A shopping centre in Salisbury, which had been sealed off since a nerve agent attack in March, has been fully reopened to the public.
The Maltings, where former Russian spy Sergei Skripal and his daughter Yulia were found slumped on a bench, has been "extensively" cleaned.
All traces of nerve agent have been removed and the site "presents no risk to public health", officials said.
Up to eight firms had been closed since the attack on 4 March.
Alistair Cunningham, from Wiltshire Council, said the reopening was a "massive step" in the recovery of the city.
"It has always been a priority to reopen this main economic thoroughfare, which takes visitors and shoppers from the main car parks to the city centre past the shops in the Maltings that have been directly affected," he added.
"The Maltings site has undergone thorough testing and clean-up work by world-class specialists, and the public can be reassured that any traces of nerve agent that may have been present have been removed and the site presents no risk to public health.
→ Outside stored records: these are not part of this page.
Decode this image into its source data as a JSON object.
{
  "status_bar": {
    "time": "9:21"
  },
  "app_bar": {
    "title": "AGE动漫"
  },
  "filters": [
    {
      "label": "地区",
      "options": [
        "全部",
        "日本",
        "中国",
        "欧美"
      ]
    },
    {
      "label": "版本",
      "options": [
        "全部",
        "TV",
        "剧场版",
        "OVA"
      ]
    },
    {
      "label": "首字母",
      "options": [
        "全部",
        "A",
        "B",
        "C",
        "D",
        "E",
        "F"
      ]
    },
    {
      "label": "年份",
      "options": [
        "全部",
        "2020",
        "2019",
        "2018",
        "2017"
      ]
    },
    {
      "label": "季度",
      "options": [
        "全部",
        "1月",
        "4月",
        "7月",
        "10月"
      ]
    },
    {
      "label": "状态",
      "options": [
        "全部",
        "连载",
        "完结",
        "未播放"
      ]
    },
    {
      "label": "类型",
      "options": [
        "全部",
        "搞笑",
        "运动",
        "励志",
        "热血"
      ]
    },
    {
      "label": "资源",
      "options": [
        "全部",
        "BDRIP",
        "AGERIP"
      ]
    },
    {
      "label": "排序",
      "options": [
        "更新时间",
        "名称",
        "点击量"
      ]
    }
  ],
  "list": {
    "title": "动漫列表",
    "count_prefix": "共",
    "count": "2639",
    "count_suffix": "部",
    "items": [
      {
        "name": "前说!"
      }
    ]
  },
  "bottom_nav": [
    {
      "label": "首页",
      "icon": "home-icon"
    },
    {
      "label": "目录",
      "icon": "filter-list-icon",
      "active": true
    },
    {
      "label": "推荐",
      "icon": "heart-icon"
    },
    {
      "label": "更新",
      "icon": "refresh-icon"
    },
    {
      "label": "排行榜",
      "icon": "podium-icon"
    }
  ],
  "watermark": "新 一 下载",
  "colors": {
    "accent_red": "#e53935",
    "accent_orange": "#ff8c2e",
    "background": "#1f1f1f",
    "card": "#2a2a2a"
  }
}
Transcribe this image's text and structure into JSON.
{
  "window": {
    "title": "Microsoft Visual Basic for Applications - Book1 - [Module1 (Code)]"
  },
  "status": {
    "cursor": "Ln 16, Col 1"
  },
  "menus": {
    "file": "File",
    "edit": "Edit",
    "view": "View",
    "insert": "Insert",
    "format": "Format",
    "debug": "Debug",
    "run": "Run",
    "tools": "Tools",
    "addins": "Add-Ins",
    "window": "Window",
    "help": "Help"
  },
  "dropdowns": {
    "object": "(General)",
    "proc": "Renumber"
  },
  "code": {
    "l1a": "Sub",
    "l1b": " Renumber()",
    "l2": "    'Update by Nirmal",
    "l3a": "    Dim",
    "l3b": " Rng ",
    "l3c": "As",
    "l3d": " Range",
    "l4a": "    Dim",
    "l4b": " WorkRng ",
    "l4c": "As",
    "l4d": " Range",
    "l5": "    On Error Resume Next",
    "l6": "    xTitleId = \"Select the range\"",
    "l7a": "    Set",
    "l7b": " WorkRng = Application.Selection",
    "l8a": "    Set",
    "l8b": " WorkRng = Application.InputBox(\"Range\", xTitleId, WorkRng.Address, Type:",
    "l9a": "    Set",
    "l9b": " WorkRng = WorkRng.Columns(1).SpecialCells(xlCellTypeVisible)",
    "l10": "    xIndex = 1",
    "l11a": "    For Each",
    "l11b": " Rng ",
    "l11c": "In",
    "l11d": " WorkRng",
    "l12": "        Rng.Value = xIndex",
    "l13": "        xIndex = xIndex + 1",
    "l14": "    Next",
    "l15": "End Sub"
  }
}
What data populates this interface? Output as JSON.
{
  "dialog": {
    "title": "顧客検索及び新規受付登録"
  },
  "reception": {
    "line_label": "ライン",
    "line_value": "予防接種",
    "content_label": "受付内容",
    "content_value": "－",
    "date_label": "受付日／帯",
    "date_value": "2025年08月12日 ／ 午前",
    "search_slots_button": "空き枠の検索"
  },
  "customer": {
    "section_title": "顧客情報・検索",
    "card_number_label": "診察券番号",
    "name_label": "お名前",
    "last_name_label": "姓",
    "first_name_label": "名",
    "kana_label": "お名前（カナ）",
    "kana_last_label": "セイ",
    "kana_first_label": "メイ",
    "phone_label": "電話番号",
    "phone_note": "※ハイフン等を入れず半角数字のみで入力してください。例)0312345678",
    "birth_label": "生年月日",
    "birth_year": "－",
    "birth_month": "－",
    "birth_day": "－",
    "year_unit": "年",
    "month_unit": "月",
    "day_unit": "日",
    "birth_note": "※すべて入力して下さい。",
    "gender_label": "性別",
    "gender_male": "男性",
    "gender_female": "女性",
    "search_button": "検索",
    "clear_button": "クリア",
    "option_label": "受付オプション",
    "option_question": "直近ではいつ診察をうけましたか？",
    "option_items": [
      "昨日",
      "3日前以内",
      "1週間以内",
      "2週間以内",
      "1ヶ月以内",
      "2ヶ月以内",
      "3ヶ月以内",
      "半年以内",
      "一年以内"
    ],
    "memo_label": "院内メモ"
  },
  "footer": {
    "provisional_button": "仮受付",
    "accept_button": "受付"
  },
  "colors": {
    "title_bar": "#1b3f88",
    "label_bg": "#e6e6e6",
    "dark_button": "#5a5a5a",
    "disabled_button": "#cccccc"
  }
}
"I would urge people to visit and support the businesses in the Maltings, and the rest of Salisbury as the city recovers and gets back to normal."
Audrey French, who manages the Naomi House hospice charity shop, said trade in the area had been "very, very quiet" and she hoped business would now "get back to normal".
"Salisbury has suffered enough as it is, we need everybody to know that Salisbury is safe.
"Nobody has been round here at all. It's been a long, long 11 weeks. It's been a real struggle," she said.
Sergei Skripal, 66, and his daughter Yulia, 33, were found unconscious on a bench, suffering from the effects of the nerve agent Novichok, on 4 March.
Ms Skripal was discharged from Salisbury District Hospital in April, and her father earlier this month, following treatment.
Defra announced last Monday it had handed back the area from government control following a huge decontamination operation.